15 mars 2005

Au secours, Trichet revient! 

Visiblement, Jean-Claude Trichet n'est pas d'accord avec Alexandre Delaigue concernant l'impact économique des déficits :
Si une nouvelle mouture du pacte devait ouvrir la porte à davantage de laxisme budgétaire, cela "constituerait un poids pour la politique monétaire", ferait certainement "grimper les taux d'intérêt sur les marchés" des capitaux tout en "menaçant la confiance économique", les ménages se mettant à anticiper des hausses d'impôts pour combler les déficits, a ajouté M. Trichet.

De même, le président de la BCE a mis en garde contre une réaction des marchés financiers et du taux de change de l'euro, peu affectés jusqu'ici par le creusement des déficit de la plupart des Etats de l'Union européenne et par le débat sur un assouplissement de l'intrument budgétaire qui limite à 3% du PIB par an les déficits publics.

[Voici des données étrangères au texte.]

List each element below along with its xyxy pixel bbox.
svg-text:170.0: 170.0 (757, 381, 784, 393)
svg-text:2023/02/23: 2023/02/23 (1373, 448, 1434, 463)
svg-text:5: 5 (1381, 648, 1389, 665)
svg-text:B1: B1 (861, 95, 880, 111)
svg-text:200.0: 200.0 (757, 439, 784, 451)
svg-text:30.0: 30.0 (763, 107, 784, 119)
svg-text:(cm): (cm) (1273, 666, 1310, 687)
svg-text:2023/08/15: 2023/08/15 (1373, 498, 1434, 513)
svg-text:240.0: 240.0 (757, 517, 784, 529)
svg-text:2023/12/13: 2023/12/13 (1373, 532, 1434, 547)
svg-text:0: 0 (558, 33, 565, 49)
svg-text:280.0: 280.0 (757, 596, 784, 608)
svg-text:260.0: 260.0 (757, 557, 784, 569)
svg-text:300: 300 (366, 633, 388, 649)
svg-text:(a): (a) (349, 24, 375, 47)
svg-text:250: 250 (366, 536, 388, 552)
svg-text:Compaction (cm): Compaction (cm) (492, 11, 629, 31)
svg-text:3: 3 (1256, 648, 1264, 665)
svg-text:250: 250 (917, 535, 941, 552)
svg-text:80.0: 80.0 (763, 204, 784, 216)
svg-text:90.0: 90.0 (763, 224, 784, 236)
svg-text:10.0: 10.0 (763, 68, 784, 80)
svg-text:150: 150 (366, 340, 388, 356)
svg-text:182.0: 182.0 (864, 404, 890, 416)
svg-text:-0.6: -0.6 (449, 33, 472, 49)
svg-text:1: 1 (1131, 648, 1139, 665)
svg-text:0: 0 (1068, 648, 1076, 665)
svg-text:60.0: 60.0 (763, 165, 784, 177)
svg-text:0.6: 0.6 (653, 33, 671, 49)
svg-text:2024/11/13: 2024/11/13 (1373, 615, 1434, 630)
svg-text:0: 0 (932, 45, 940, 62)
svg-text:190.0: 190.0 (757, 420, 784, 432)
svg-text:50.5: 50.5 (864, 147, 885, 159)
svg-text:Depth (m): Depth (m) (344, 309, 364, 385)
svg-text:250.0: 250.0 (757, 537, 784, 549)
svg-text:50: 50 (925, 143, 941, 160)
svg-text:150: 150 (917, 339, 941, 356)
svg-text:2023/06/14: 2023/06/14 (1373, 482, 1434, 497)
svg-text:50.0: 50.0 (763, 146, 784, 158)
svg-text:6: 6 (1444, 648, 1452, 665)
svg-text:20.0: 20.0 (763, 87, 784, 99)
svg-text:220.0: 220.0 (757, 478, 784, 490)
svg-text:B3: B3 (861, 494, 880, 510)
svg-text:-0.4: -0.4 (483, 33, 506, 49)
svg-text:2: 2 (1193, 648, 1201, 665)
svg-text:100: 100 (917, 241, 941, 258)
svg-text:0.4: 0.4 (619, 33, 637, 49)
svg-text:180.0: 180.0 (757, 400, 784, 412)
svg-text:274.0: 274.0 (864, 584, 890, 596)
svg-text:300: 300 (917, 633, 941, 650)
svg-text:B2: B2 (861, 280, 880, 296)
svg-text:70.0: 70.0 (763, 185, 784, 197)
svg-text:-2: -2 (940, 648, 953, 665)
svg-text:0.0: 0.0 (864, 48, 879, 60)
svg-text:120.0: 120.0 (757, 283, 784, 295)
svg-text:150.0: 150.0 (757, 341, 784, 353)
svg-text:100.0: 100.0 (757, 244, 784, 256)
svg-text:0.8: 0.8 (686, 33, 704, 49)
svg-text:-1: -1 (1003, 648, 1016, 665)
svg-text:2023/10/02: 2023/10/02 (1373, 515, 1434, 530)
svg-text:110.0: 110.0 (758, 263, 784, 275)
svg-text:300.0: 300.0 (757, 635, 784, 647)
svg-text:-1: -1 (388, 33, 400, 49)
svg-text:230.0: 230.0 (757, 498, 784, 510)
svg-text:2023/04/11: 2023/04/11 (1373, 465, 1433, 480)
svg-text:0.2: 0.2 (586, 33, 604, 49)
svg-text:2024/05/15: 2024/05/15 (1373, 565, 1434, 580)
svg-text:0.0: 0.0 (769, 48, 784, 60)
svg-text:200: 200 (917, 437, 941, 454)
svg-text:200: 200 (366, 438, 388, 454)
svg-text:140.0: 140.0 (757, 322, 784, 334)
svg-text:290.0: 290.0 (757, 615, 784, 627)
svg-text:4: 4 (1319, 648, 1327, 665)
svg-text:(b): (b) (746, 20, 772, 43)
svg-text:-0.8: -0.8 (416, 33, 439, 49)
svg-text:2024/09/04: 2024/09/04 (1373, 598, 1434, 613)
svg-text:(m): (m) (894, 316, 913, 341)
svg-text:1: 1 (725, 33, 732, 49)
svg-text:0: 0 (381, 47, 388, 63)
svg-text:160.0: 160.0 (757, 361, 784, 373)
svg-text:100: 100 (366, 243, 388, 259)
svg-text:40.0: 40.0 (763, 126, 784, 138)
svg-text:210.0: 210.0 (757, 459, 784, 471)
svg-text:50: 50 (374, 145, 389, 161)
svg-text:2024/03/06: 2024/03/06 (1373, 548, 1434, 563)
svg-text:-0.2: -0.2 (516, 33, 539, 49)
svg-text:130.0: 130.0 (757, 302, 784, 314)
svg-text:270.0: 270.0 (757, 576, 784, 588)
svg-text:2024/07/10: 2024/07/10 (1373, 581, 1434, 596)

"Les marchés peuvent accumuler les tensions et ensuite les exprimer", a averti M. Trichet.
Les pourfendeurs des déficits publics se sont longtemps partagés entre défenseurs de l'hypothèse de l'effet d'éviction de l'emprunt public (l'épargne est constante, donc la demande de fonds de l'Etat augmente, ceteris paribus, les taux d'intérêts) et les partisans de la thèse de l'équivalence ricardienne (les ménages anticipent le remboursement futur, par l'augmentation de l'impôt, de l'emprunt public actuel, donc ils augmentent d'autant leur épargne : les taux d'intérêts restent inchangés mais le déficit ne produit aucune relance conjoncturelle). Notons que, dans les modèles théoriques basiques, c'est l'un ou l'autre : soit le déficit est inopérant (lignée Ricardo-Barro), soit il permet une augmentation de la demande mais au prix d'une augmentation des taux d'intérêt. Jean-Claude Trichet défend les deux en même temps, ce qui est assez ridicule une synthèse admirable et convaincante.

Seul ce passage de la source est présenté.